I am getting tired of reading articles and posts and comments by people who say that Iran must want nukes because nukes can act as a deterrent to an invasion or attack by the United States, despite the fact that the Iranian officials themselves insist that nukes will only hurt rather than help their country's security.
The first problem is the "must want nukes" part of this claim. I have addressed this before:
Writing in the Boston Globe, a veteran Iran-watcher considers the question, "why does Iran want nuclear weapons?":
Far from being an irrational state seeking nuclear arms as a means of intimidating and invading its neighbors, Iran wants the bomb for the purpose of deterrence against a range of external actors, most notably today, the United States ... Washington's incendiary rhetoric and talk of military preparation only reinforce the cause of Iranian politicians who suggest the only manner of preserving Iran's territorial integrity and regime security is to acquire the "strategic weapons"

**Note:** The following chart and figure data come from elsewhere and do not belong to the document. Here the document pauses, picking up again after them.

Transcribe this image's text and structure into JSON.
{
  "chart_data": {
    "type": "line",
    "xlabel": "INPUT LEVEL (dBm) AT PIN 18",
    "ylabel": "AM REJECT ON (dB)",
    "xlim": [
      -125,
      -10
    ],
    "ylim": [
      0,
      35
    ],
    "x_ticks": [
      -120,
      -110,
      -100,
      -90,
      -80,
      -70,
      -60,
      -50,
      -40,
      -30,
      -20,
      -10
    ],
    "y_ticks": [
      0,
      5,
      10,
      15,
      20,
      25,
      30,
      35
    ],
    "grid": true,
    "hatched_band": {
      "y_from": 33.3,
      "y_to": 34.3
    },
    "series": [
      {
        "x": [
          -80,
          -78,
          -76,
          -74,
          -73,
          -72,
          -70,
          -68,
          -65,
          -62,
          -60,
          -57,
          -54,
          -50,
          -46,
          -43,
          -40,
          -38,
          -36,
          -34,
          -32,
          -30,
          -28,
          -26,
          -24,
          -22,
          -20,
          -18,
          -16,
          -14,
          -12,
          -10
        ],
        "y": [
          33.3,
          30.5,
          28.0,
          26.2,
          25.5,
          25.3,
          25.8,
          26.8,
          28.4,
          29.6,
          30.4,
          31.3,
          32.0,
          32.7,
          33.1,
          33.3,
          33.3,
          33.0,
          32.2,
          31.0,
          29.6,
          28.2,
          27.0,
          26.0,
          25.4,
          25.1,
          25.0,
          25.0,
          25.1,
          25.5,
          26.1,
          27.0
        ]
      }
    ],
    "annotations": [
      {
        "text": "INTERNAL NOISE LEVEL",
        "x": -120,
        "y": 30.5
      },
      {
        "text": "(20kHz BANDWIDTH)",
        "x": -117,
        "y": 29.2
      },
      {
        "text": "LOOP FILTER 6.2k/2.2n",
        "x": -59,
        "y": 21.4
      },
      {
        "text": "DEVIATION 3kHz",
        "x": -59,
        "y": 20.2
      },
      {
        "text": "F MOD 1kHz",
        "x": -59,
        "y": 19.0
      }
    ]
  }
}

Note the built-in assumptions of this paragraph, which are never adequately justified: that Iran does indeed "want nuclear weapons" and that there are unidentified "Iranian politicians" who favour obtaining nukes.
However, those who claim that Iran lives in a dangerous neighbourhood and therefore must be seeking nuclear weapons as a deterrent are engaging in a logical fallacy known as "subverted support": they are attempting to explain a phenomenon when there is no evidence that the phenomenon exists in the first place.

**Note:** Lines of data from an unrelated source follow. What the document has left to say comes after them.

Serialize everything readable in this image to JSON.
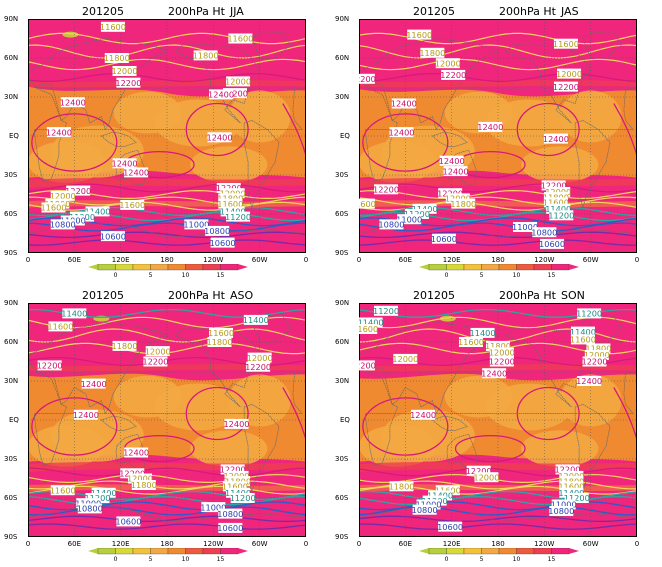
{
  "colors": {
    "bg_pink": "#f0257c",
    "orange": "#f08a30",
    "orange_light": "#f3a843",
    "red": "#ee3f50",
    "yellow_green": "#c9d43a",
    "contour_yellow": "#efd65a",
    "contour_pink": "#d6197a",
    "contour_teal": "#2ca6a4",
    "contour_blue": "#2a5cc9",
    "contour_purple": "#7a2aa6",
    "coast": "#6a6a6a"
  },
  "lat_labels": [
    "90N",
    "60N",
    "30N",
    "EQ",
    "30S",
    "60S",
    "90S"
  ],
  "lon_labels": [
    "0",
    "60E",
    "120E",
    "180",
    "120W",
    "60W",
    "0"
  ],
  "colorbar": {
    "ticks": [
      "0",
      "5",
      "10",
      "15",
      "20"
    ]
  },
  "panels": [
    {
      "date": "201205",
      "variable": "200hPa Ht",
      "season": "JJA",
      "labels": [
        {
          "text": "11600",
          "lon": 110,
          "lat": 84,
          "color": "yellow"
        },
        {
          "text": "11600",
          "lon": 275,
          "lat": 75,
          "color": "yellow"
        },
        {
          "text": "11800",
          "lon": 115,
          "lat": 60,
          "color": "yellow"
        },
        {
          "text": "11800",
          "lon": 230,
          "lat": 62,
          "color": "yellow"
        },
        {
          "text": "12000",
          "lon": 125,
          "lat": 50,
          "color": "yellow"
        },
        {
          "text": "12200",
          "lon": 130,
          "lat": 41,
          "color": "pink"
        },
        {
          "text": "12000",
          "lon": 272,
          "lat": 42,
          "color": "yellow"
        },
        {
          "text": "12200",
          "lon": 268,
          "lat": 33,
          "color": "pink"
        },
        {
          "text": "12400",
          "lon": 250,
          "lat": 32,
          "color": "pink"
        },
        {
          "text": "12400",
          "lon": 58,
          "lat": 26,
          "color": "pink"
        },
        {
          "text": "12400",
          "lon": 40,
          "lat": 3,
          "color": "pink"
        },
        {
          "text": "12400",
          "lon": 248,
          "lat": -1,
          "color": "pink"
        },
        {
          "text": "12400",
          "lon": 125,
          "lat": -21,
          "color": "pink"
        },
        {
          "text": "12400",
          "lon": 140,
          "lat": -28,
          "color": "pink"
        },
        {
          "text": "12200",
          "lon": 65,
          "lat": -42,
          "color": "pink"
        },
        {
          "text": "12000",
          "lon": 45,
          "lat": -46,
          "color": "yellow"
        },
        {
          "text": "11800",
          "lon": 38,
          "lat": -52,
          "color": "yellow"
        },
        {
          "text": "11600",
          "lon": 33,
          "lat": -55,
          "color": "yellow"
        },
        {
          "text": "11400",
          "lon": 90,
          "lat": -58,
          "color": "teal"
        },
        {
          "text": "11200",
          "lon": 70,
          "lat": -62,
          "color": "teal"
        },
        {
          "text": "11000",
          "lon": 58,
          "lat": -65,
          "color": "blue"
        },
        {
          "text": "10800",
          "lon": 45,
          "lat": -68,
          "color": "blue"
        },
        {
          "text": "11600",
          "lon": 135,
          "lat": -53,
          "color": "yellow"
        },
        {
          "text": "12200",
          "lon": 260,
          "lat": -40,
          "color": "pink"
        },
        {
          "text": "12000",
          "lon": 265,
          "lat": -44,
          "color": "yellow"
        },
        {
          "text": "11800",
          "lon": 262,
          "lat": -48,
          "color": "yellow"
        },
        {
          "text": "11600",
          "lon": 262,
          "lat": -52,
          "color": "yellow"
        },
        {
          "text": "11400",
          "lon": 265,
          "lat": -58,
          "color": "teal"
        },
        {
          "text": "11200",
          "lon": 272,
          "lat": -62,
          "color": "teal"
        },
        {
          "text": "11000",
          "lon": 218,
          "lat": -68,
          "color": "blue"
        },
        {
          "text": "10800",
          "lon": 245,
          "lat": -73,
          "color": "blue"
        },
        {
          "text": "10600",
          "lon": 110,
          "lat": -77,
          "color": "blue"
        },
        {
          "text": "10600",
          "lon": 252,
          "lat": -82,
          "color": "blue"
        }
      ]
    },
    {
      "date": "201205",
      "variable": "200hPa Ht",
      "season": "JAS",
      "labels": [
        {
          "text": "11600",
          "lon": 78,
          "lat": 78,
          "color": "yellow"
        },
        {
          "text": "11600",
          "lon": 268,
          "lat": 71,
          "color": "yellow"
        },
        {
          "text": "11800",
          "lon": 95,
          "lat": 64,
          "color": "yellow"
        },
        {
          "text": "12000",
          "lon": 115,
          "lat": 56,
          "color": "yellow"
        },
        {
          "text": "12200",
          "lon": 122,
          "lat": 47,
          "color": "pink"
        },
        {
          "text": "12200",
          "lon": 5,
          "lat": 44,
          "color": "pink"
        },
        {
          "text": "12000",
          "lon": 272,
          "lat": 48,
          "color": "yellow"
        },
        {
          "text": "12200",
          "lon": 268,
          "lat": 38,
          "color": "pink"
        },
        {
          "text": "12400",
          "lon": 58,
          "lat": 25,
          "color": "pink"
        },
        {
          "text": "12400",
          "lon": 170,
          "lat": 7,
          "color": "pink"
        },
        {
          "text": "12400",
          "lon": 55,
          "lat": 3,
          "color": "pink"
        },
        {
          "text": "12400",
          "lon": 255,
          "lat": -2,
          "color": "pink"
        },
        {
          "text": "12400",
          "lon": 120,
          "lat": -19,
          "color": "pink"
        },
        {
          "text": "12400",
          "lon": 125,
          "lat": -27,
          "color": "pink"
        },
        {
          "text": "12200",
          "lon": 35,
          "lat": -41,
          "color": "pink"
        },
        {
          "text": "11600",
          "lon": 5,
          "lat": -52,
          "color": "yellow"
        },
        {
          "text": "12200",
          "lon": 118,
          "lat": -44,
          "color": "pink"
        },
        {
          "text": "12000",
          "lon": 128,
          "lat": -48,
          "color": "yellow"
        },
        {
          "text": "11800",
          "lon": 135,
          "lat": -52,
          "color": "yellow"
        },
        {
          "text": "11400",
          "lon": 85,
          "lat": -56,
          "color": "teal"
        },
        {
          "text": "11200",
          "lon": 75,
          "lat": -60,
          "color": "teal"
        },
        {
          "text": "11000",
          "lon": 65,
          "lat": -64,
          "color": "blue"
        },
        {
          "text": "10800",
          "lon": 42,
          "lat": -68,
          "color": "blue"
        },
        {
          "text": "12200",
          "lon": 252,
          "lat": -38,
          "color": "pink"
        },
        {
          "text": "12000",
          "lon": 258,
          "lat": -43,
          "color": "yellow"
        },
        {
          "text": "11800",
          "lon": 255,
          "lat": -47,
          "color": "yellow"
        },
        {
          "text": "11600",
          "lon": 255,
          "lat": -51,
          "color": "yellow"
        },
        {
          "text": "11400",
          "lon": 258,
          "lat": -56,
          "color": "teal"
        },
        {
          "text": "11200",
          "lon": 262,
          "lat": -61,
          "color": "teal"
        },
        {
          "text": "11000",
          "lon": 215,
          "lat": -70,
          "color": "blue"
        },
        {
          "text": "10800",
          "lon": 240,
          "lat": -74,
          "color": "blue"
        },
        {
          "text": "10600",
          "lon": 110,
          "lat": -79,
          "color": "blue"
        },
        {
          "text": "10600",
          "lon": 250,
          "lat": -83,
          "color": "blue"
        }
      ]
    },
    {
      "date": "201205",
      "variable": "200hPa Ht",
      "season": "ASO",
      "labels": [
        {
          "text": "11400",
          "lon": 60,
          "lat": 82,
          "color": "teal"
        },
        {
          "text": "11400",
          "lon": 295,
          "lat": 77,
          "color": "teal"
        },
        {
          "text": "11600",
          "lon": 42,
          "lat": 72,
          "color": "yellow"
        },
        {
          "text": "11600",
          "lon": 250,
          "lat": 67,
          "color": "yellow"
        },
        {
          "text": "11800",
          "lon": 125,
          "lat": 57,
          "color": "yellow"
        },
        {
          "text": "11800",
          "lon": 248,
          "lat": 60,
          "color": "yellow"
        },
        {
          "text": "12000",
          "lon": 168,
          "lat": 53,
          "color": "yellow"
        },
        {
          "text": "12200",
          "lon": 165,
          "lat": 45,
          "color": "pink"
        },
        {
          "text": "12000",
          "lon": 300,
          "lat": 48,
          "color": "yellow"
        },
        {
          "text": "12200",
          "lon": 298,
          "lat": 41,
          "color": "pink"
        },
        {
          "text": "12200",
          "lon": 28,
          "lat": 42,
          "color": "pink"
        },
        {
          "text": "12400",
          "lon": 85,
          "lat": 28,
          "color": "pink"
        },
        {
          "text": "12400",
          "lon": 75,
          "lat": 4,
          "color": "pink"
        },
        {
          "text": "12400",
          "lon": 270,
          "lat": -3,
          "color": "pink"
        },
        {
          "text": "12400",
          "lon": 140,
          "lat": -25,
          "color": "pink"
        },
        {
          "text": "12200",
          "lon": 135,
          "lat": -41,
          "color": "pink"
        },
        {
          "text": "12000",
          "lon": 145,
          "lat": -45,
          "color": "yellow"
        },
        {
          "text": "11800",
          "lon": 150,
          "lat": -50,
          "color": "yellow"
        },
        {
          "text": "11600",
          "lon": 45,
          "lat": -54,
          "color": "yellow"
        },
        {
          "text": "11400",
          "lon": 98,
          "lat": -56,
          "color": "teal"
        },
        {
          "text": "11200",
          "lon": 90,
          "lat": -60,
          "color": "teal"
        },
        {
          "text": "11000",
          "lon": 78,
          "lat": -64,
          "color": "blue"
        },
        {
          "text": "10800",
          "lon": 80,
          "lat": -68,
          "color": "blue"
        },
        {
          "text": "12200",
          "lon": 265,
          "lat": -38,
          "color": "pink"
        },
        {
          "text": "12000",
          "lon": 270,
          "lat": -43,
          "color": "yellow"
        },
        {
          "text": "11800",
          "lon": 272,
          "lat": -47,
          "color": "yellow"
        },
        {
          "text": "11600",
          "lon": 268,
          "lat": -51,
          "color": "yellow"
        },
        {
          "text": "11400",
          "lon": 272,
          "lat": -56,
          "color": "teal"
        },
        {
          "text": "11200",
          "lon": 278,
          "lat": -60,
          "color": "teal"
        },
        {
          "text": "11000",
          "lon": 240,
          "lat": -67,
          "color": "blue"
        },
        {
          "text": "10800",
          "lon": 262,
          "lat": -72,
          "color": "blue"
        },
        {
          "text": "10600",
          "lon": 130,
          "lat": -78,
          "color": "blue"
        },
        {
          "text": "10600",
          "lon": 262,
          "lat": -83,
          "color": "blue"
        }
      ]
    },
    {
      "date": "201205",
      "variable": "200hPa Ht",
      "season": "SON",
      "labels": [
        {
          "text": "11200",
          "lon": 35,
          "lat": 84,
          "color": "teal"
        },
        {
          "text": "11200",
          "lon": 298,
          "lat": 82,
          "color": "teal"
        },
        {
          "text": "11400",
          "lon": 15,
          "lat": 75,
          "color": "teal"
        },
        {
          "text": "11600",
          "lon": 8,
          "lat": 70,
          "color": "yellow"
        },
        {
          "text": "11400",
          "lon": 160,
          "lat": 67,
          "color": "teal"
        },
        {
          "text": "11400",
          "lon": 290,
          "lat": 68,
          "color": "teal"
        },
        {
          "text": "11600",
          "lon": 145,
          "lat": 60,
          "color": "yellow"
        },
        {
          "text": "11600",
          "lon": 290,
          "lat": 62,
          "color": "yellow"
        },
        {
          "text": "11800",
          "lon": 180,
          "lat": 57,
          "color": "yellow"
        },
        {
          "text": "11800",
          "lon": 310,
          "lat": 55,
          "color": "yellow"
        },
        {
          "text": "12000",
          "lon": 185,
          "lat": 52,
          "color": "yellow"
        },
        {
          "text": "12000",
          "lon": 308,
          "lat": 50,
          "color": "yellow"
        },
        {
          "text": "12200",
          "lon": 185,
          "lat": 45,
          "color": "pink"
        },
        {
          "text": "12200",
          "lon": 305,
          "lat": 45,
          "color": "pink"
        },
        {
          "text": "12000",
          "lon": 60,
          "lat": 47,
          "color": "yellow"
        },
        {
          "text": "12200",
          "lon": 5,
          "lat": 42,
          "color": "pink"
        },
        {
          "text": "12400",
          "lon": 175,
          "lat": 36,
          "color": "pink"
        },
        {
          "text": "12400",
          "lon": 298,
          "lat": 30,
          "color": "pink"
        },
        {
          "text": "12400",
          "lon": 83,
          "lat": 4,
          "color": "pink"
        },
        {
          "text": "12200",
          "lon": 155,
          "lat": -39,
          "color": "pink"
        },
        {
          "text": "12000",
          "lon": 165,
          "lat": -44,
          "color": "yellow"
        },
        {
          "text": "11800",
          "lon": 55,
          "lat": -51,
          "color": "yellow"
        },
        {
          "text": "11600",
          "lon": 115,
          "lat": -54,
          "color": "yellow"
        },
        {
          "text": "11400",
          "lon": 105,
          "lat": -58,
          "color": "teal"
        },
        {
          "text": "11200",
          "lon": 98,
          "lat": -62,
          "color": "teal"
        },
        {
          "text": "11000",
          "lon": 90,
          "lat": -65,
          "color": "blue"
        },
        {
          "text": "10800",
          "lon": 85,
          "lat": -69,
          "color": "blue"
        },
        {
          "text": "12200",
          "lon": 270,
          "lat": -38,
          "color": "pink"
        },
        {
          "text": "12000",
          "lon": 275,
          "lat": -43,
          "color": "yellow"
        },
        {
          "text": "11800",
          "lon": 275,
          "lat": -47,
          "color": "yellow"
        },
        {
          "text": "11600",
          "lon": 275,
          "lat": -51,
          "color": "yellow"
        },
        {
          "text": "11400",
          "lon": 275,
          "lat": -56,
          "color": "teal"
        },
        {
          "text": "11200",
          "lon": 282,
          "lat": -60,
          "color": "teal"
        },
        {
          "text": "11000",
          "lon": 265,
          "lat": -65,
          "color": "blue"
        },
        {
          "text": "10800",
          "lon": 262,
          "lat": -70,
          "color": "blue"
        },
        {
          "text": "10600",
          "lon": 118,
          "lat": -82,
          "color": "blue"
        }
      ]
    }
  ]
}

In fact, if the Iranians wanted nukes (or the "option" of making nukes) then why did they make wide-ranging compromise offers that went far beyond their legal obligations and would have (if accepted) made it practically impossible for Iran to manufacture nukes in a hurry or in secret?
THe second problem is with the "can act as a deterrent" claim. Nuclear weapon CANNOT amount to a deterrent to invasions for countries such as Iran, because they cannot provide "mutually assured destruction" to the US since Iran does not have the technology or know-how to "win" or even significantly damage US in any nuclear exchange, without suffering catastrophic losses itself in retaliatory nuclear attacks. Here's the scenario: the US attacks Iran. Iran launches its only nuke that it somehow managed to make. The US turns Iran into a glass-encased glow-in-the-dark parking lot. What has Iran accomplished? Sure it wasn't "invaded" but so what? The last survivors would wish that they had been invaded!
Here's the scenario:
A US president says Iran must either fully accept some UN resolution or face severe consequences. Simultaneously hundreds of thousands of US troops are moved to Iraq or Armenia.

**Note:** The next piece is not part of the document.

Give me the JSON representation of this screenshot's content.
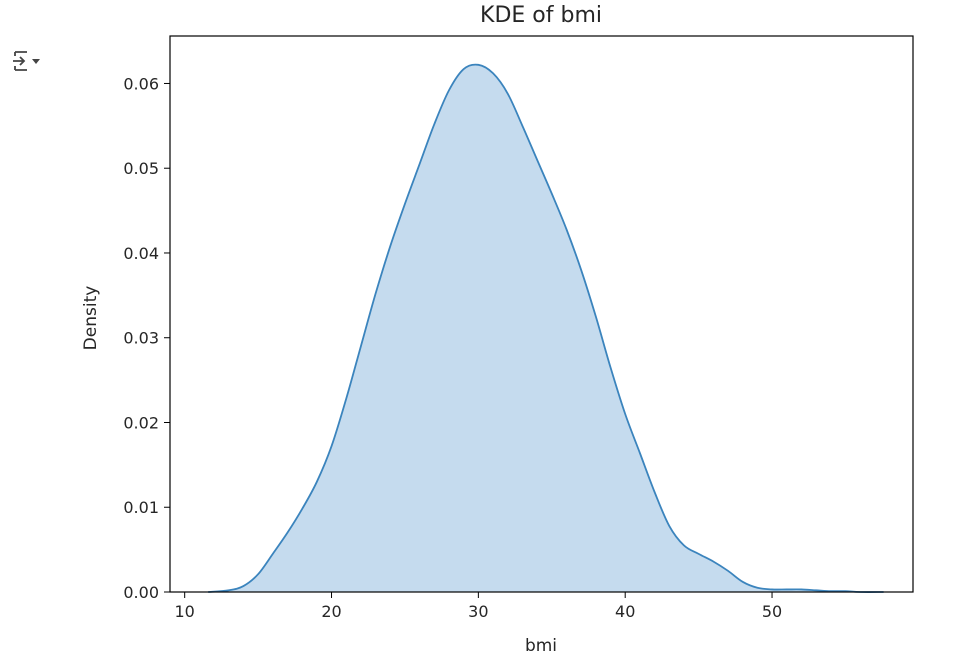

Iran's leadership says that a buildup of troops satisfies the NPT's requirement for a threat to Iranian interests sufficient to justify leaving the treaty.
In the time it will take to have the tanks, troops and support positioned, Iran may well have a nuclear weapon. If so, either the troops as they mass or if they invade may suffer thousands, maybe tens of thousands of losses in one event.
Yes, the US could retaliate. But can the US president sell to the US people tens of thousands of dead US soldiers for whatever the US is invading over? If an invasion is almost free, that's one thing. But if there will be a huge amount of US losses that changes the calculation of whether or not an invasion would be worth it.
Also, the US needs, in this scenario Iraqi or Armenian cooperation. The leaders of these countries, if Iran leaves the NPT, have a new calculation that an Iranian weapon could destroy bases used by US troops on their territory. If hosting US troops is free, that's one thing. But if their territory could be rendered useless that changes the calculation in another way. Now there's pressure on them to deny the US even the means to use their territory to attack.
Maybe the US would retaliate, but that doesn't help them just as it doesn't help the families of US troops who were being massed to invade Iran for some reason.
The ability to create a weapon does change the calculations.